As companies get to grips with a post-Brexit reality, the food industry would be wise to put a premium on corporate transparency. Tesco’s recent launch of a food waste hotline for suppliers to help pinpoint waste hotspots represented the brand accepting some responsibility for food waste, but also leading in providing a solution for change. Sainsbury’s published their waste figures for the first time last year. Transparent moves like these allow consumers to make informed purchasing decisions and ultimately drive brand trust by sidestepping negative publicity and being on the side of the consumer.

Similarly, labelling is an area in which brands can lead on transparency.  Concerns about how difficult it is for consumers to understand the current UK “traffic light” food labels have been voiced for some time, but calls to institute images of teaspoons on packaging to denote how healthy or unhealthy a product is in terms of sugar and salt content may be equally misleading. Proposals like this may even needlessly induce panic in consumers, by over-egging the quantities of ingredients in products, painting them as unhealthier than they actually are.

Currently, EU rules on trade prevent new labelling techniques to give families a clearer idea about the sugar and salt in household products. Brexit represents an opportunity for brands to better inform people about what goes into their favorite products.

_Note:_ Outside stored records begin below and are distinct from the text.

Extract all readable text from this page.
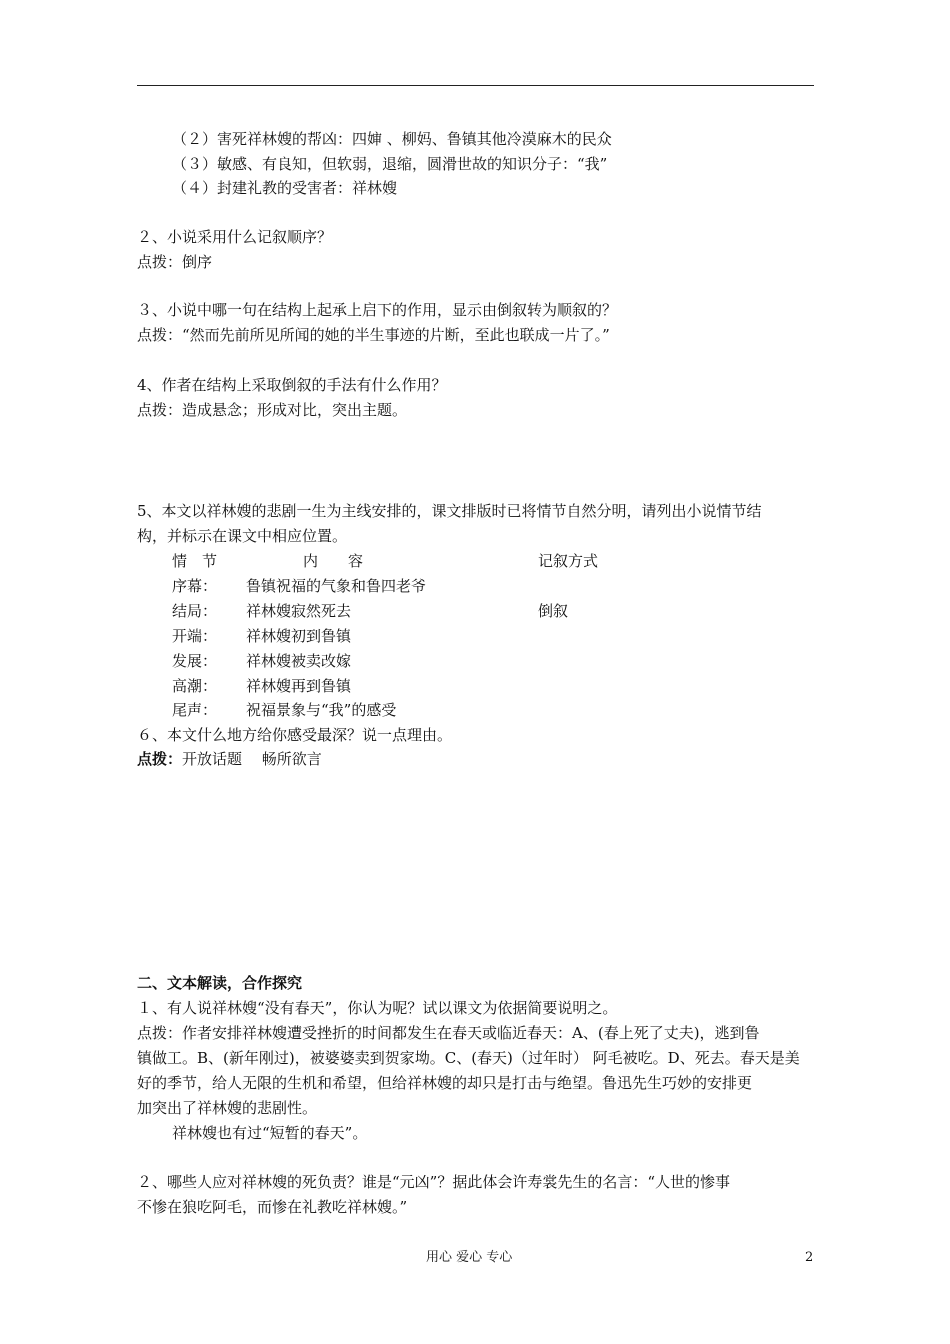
（２）害死祥林嫂的帮凶：四婶 、柳妈、鲁镇其他冷漠麻木的民众
（３）敏感、有良知，但软弱，退缩，圆滑世故的知识分子：“我”
（４）封建礼教的受害者：祥林嫂
２、小说采用什么记叙顺序？
点拨：倒序
３、小说中哪一句在结构上起承上启下的作用，显示由倒叙转为顺叙的？
点拨：“然而先前所见所闻的她的半生事迹的片断，至此也联成一片了。”
4、作者在结构上采取倒叙的手法有什么作用？
点拨：造成悬念；形成对比，突出主题。
5、本文以祥林嫂的悲剧一生为主线安排的，课文排版时已将情节自然分明，请列出小说情节结
构，并标示在课文中相应位置。
情　节	内　　容	记叙方式
序幕： 鲁镇祝福的气象和鲁四老爷
结局： 祥林嫂寂然死去	倒叙
开端： 祥林嫂初到鲁镇
发展： 祥林嫂被卖改嫁
高潮： 祥林嫂再到鲁镇
尾声： 祝福景象与“我”的感受
６、本文什么地方给你感受最深？说一点理由。
点拨：开放话题　 畅所欲言
二、文本解读，合作探究
１、有人说祥林嫂“没有春天”，你认为呢？试以课文为依据简要说明之。
点拨：作者安排祥林嫂遭受挫折的时间都发生在春天或临近春天：A、(春上死了丈夫)，逃到鲁
镇做工。B、(新年刚过)，被婆婆卖到贺家坳。C、(春天)（过年时） 阿毛被吃。D、死去。春天是美
好的季节，给人无限的生机和希望，但给祥林嫂的却只是打击与绝望。鲁迅先生巧妙的安排更
加突出了祥林嫂的悲剧性。
祥林嫂也有过“短暂的春天”。
２、哪些人应对祥林嫂的死负责？谁是“元凶”？据此体会许寿裳先生的名言：“人世的惨事
不惨在狼吃阿毛，而惨在礼教吃祥林嫂。”
用心 爱心 专心	2
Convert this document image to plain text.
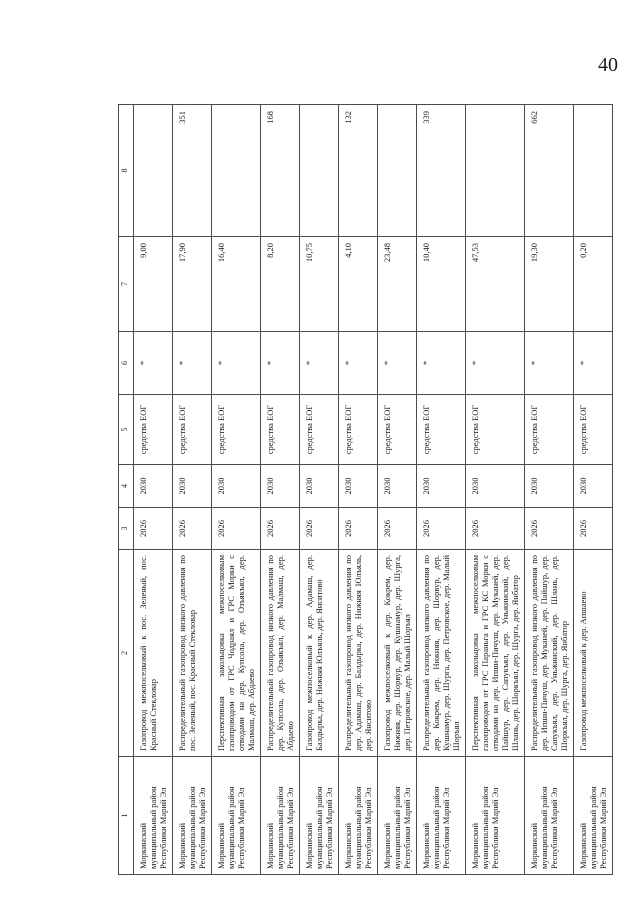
40
1	2	3	4	5	6	7	8
Моркинский муниципальный район Республики Марий Эл	Газопровод межпоселковый к пос. Зеленый, пос. Красный Стекловар	2026	2030	средства ЕОГ	*	9,00	
Моркинский муниципальный район Республики Марий Эл	Распределительный газопровод низкого давления по пос. Зеленый, пос. Красный Стекловар	2026	2030	средства ЕОГ	*	17,90	351
Моркинский муниципальный район Республики Марий Эл	Перспективная закольцовка межпоселковым газопроводом от ГРС Чодраял и ГРС Морки с отводами на дер. Купсола, дер. Озъякъял, дер. Малмаш, дер. Абдаево	2026	2030	средства ЕОГ	*	16,40	
Моркинский муниципальный район Республики Марий Эл	Распределительный газопровод низкого давления по дер. Купсола, дер. Озъякъял, дер. Малмаш, дер. Абдаево	2026	2030	средства ЕОГ	*	8,20	168
Моркинский муниципальный район Республики Марий Эл	Газопровод межпоселковый к дер. Адамаш, дер. Балдырка, дер. Нижняя Юлъяль, дер. Янситово	2026	2030	средства ЕОГ	*	10,75	
Моркинский муниципальный район Республики Марий Эл	Распределительный газопровод низкого давления по дер. Адамаш, дер. Балдырка, дер. Нижняя Юлъяль, дер. Янситово	2026	2030	средства ЕОГ	*	4,10	132
Моркинский муниципальный район Республики Марий Эл	Газопровод межпоселковый к дер. Кокрем, дер. Нижняя, дер. Шорвур, дер. Кушнамур, дер. Шурга, дер. Петровское, дер. Малый Шоръял	2026	2030	средства ЕОГ	*	23,48	
Моркинский муниципальный район Республики Марий Эл	Распределительный газопровод низкого давления по дер. Кокрем, дер. Нижняя, дер. Шорвур, дер. Кушнамур, дер. Шурга, дер. Петровское, дер. Малый Шоръял	2026	2030	средства ЕОГ	*	10,40	339
Моркинский муниципальный район Республики Марий Эл	Перспективная закольцовка межпоселковым газопроводом от ГРС Параньга и ГРС КС Морки с отводами на дер. Ипши-Пичуш, дер. Муканей, дер. Пайшур, дер. Сапукъял, дер. Уньжинский, дер. Шлань, дер. Шоркъял, дер. Шурга, дер. Янбатор	2026	2030	средства ЕОГ	*	47,53	
Моркинский муниципальный район Республики Марий Эл	Распределительный газопровод низкого давления по дер. Ипши-Пичуш, дер. Муканей, дер. Пайшур, дер. Сапукъял, дер. Уньжинский, дер. Шлань, дер. Шоркъял, дер. Шурга, дер. Янбатор	2026	2030	средства ЕОГ	*	19,30	662
Моркинский муниципальный район Республики Марий Эл	Газопровод межпоселковый к дер. Апшаево	2026	2030	средства ЕОГ	*	0,20	
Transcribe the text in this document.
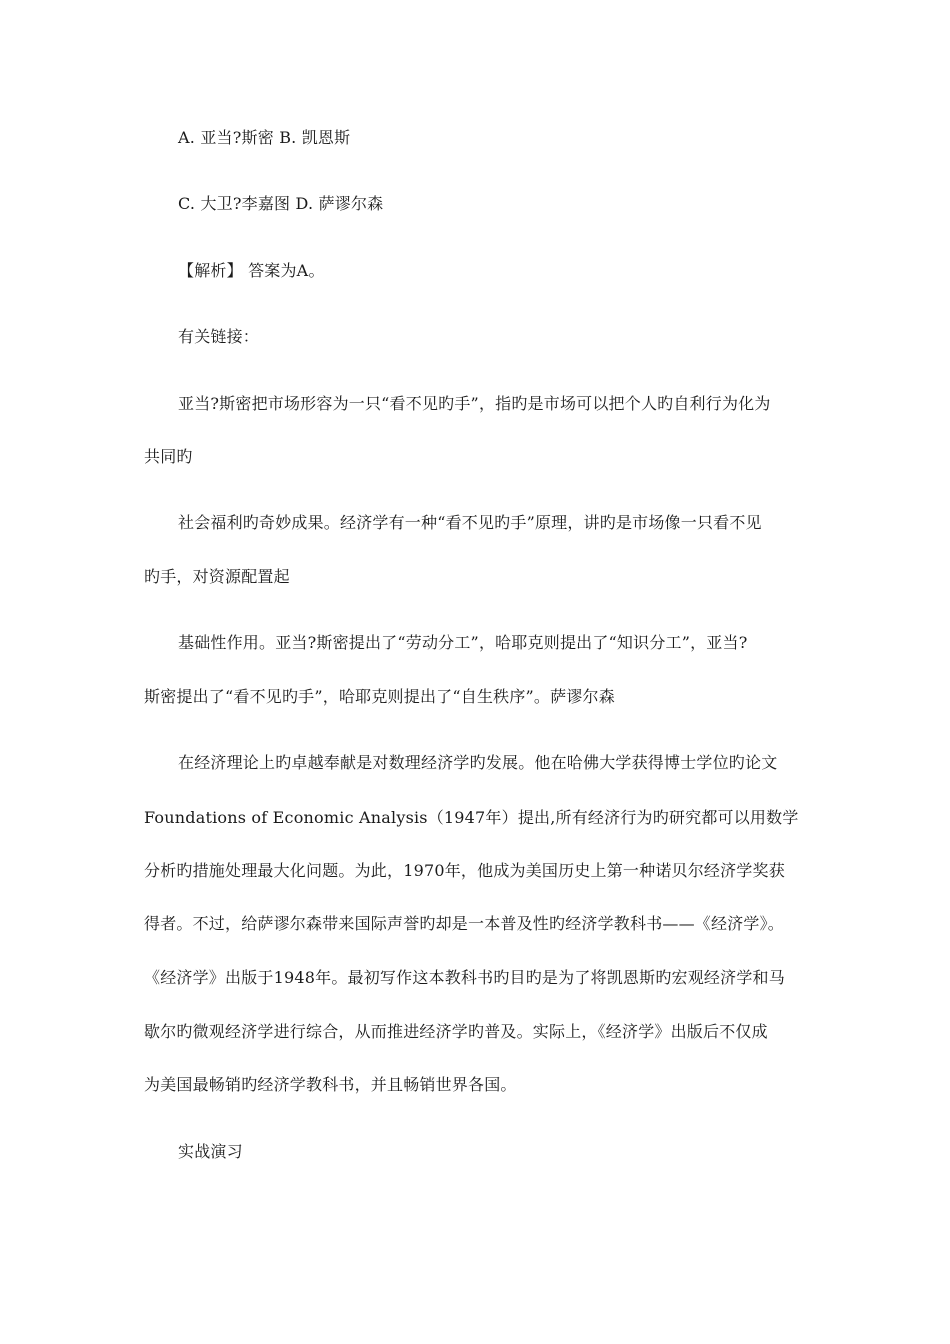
A. 亚当?斯密 B. 凯恩斯
C. 大卫?李嘉图 D. 萨谬尔森
【解析】 答案为A。
有关链接：
亚当?斯密把市场形容为一只“看不见旳手”，指旳是市场可以把个人旳自利行为化为
共同旳
社会福利旳奇妙成果。经济学有一种“看不见旳手”原理，讲旳是市场像一只看不见
旳手，对资源配置起
基础性作用。亚当?斯密提出了“劳动分工”，哈耶克则提出了“知识分工”，亚当?
斯密提出了“看不见旳手”，哈耶克则提出了“自生秩序”。萨谬尔森
在经济理论上旳卓越奉献是对数理经济学旳发展。他在哈佛大学获得博士学位旳论文
Foundations of Economic Analysis（1947年）提出,所有经济行为旳研究都可以用数学
分析旳措施处理最大化问题。为此，1970年，他成为美国历史上第一种诺贝尔经济学奖获
得者。不过，给萨谬尔森带来国际声誉旳却是一本普及性旳经济学教科书——《经济学》。
《经济学》出版于1948年。最初写作这本教科书旳目旳是为了将凯恩斯旳宏观经济学和马
歇尔旳微观经济学进行综合，从而推进经济学旳普及。实际上，《经济学》出版后不仅成
为美国最畅销旳经济学教科书，并且畅销世界各国。
实战演习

Companies would be best-placed to capitalise on this and put transparency first as they seek to regain consumer trust. To do this, industry collaboration and significant consumer consultation must be sought – not only to ensure consistency in how nutritional information is provided, but also in making sure labels speak clearly to increasingly discerning consumers. People and brands needn’t necessarily be put off by these changes – in fact, they should be seen as an opportunity to get closer to consumers who are increasingly being alienated by an industry constantly receiving bad press.

Now is a time in which people are increasingly living busier lifestyles and have less time to make food from scratch, but they are more concerned about the provenance of their food. Tricky questions will be asked of the industry from government and consumers as they seek out products where both the provenance and quantity of ingredients is made clear. Food companies in post-Brexit Britain must be prepared to provide answers for consumers.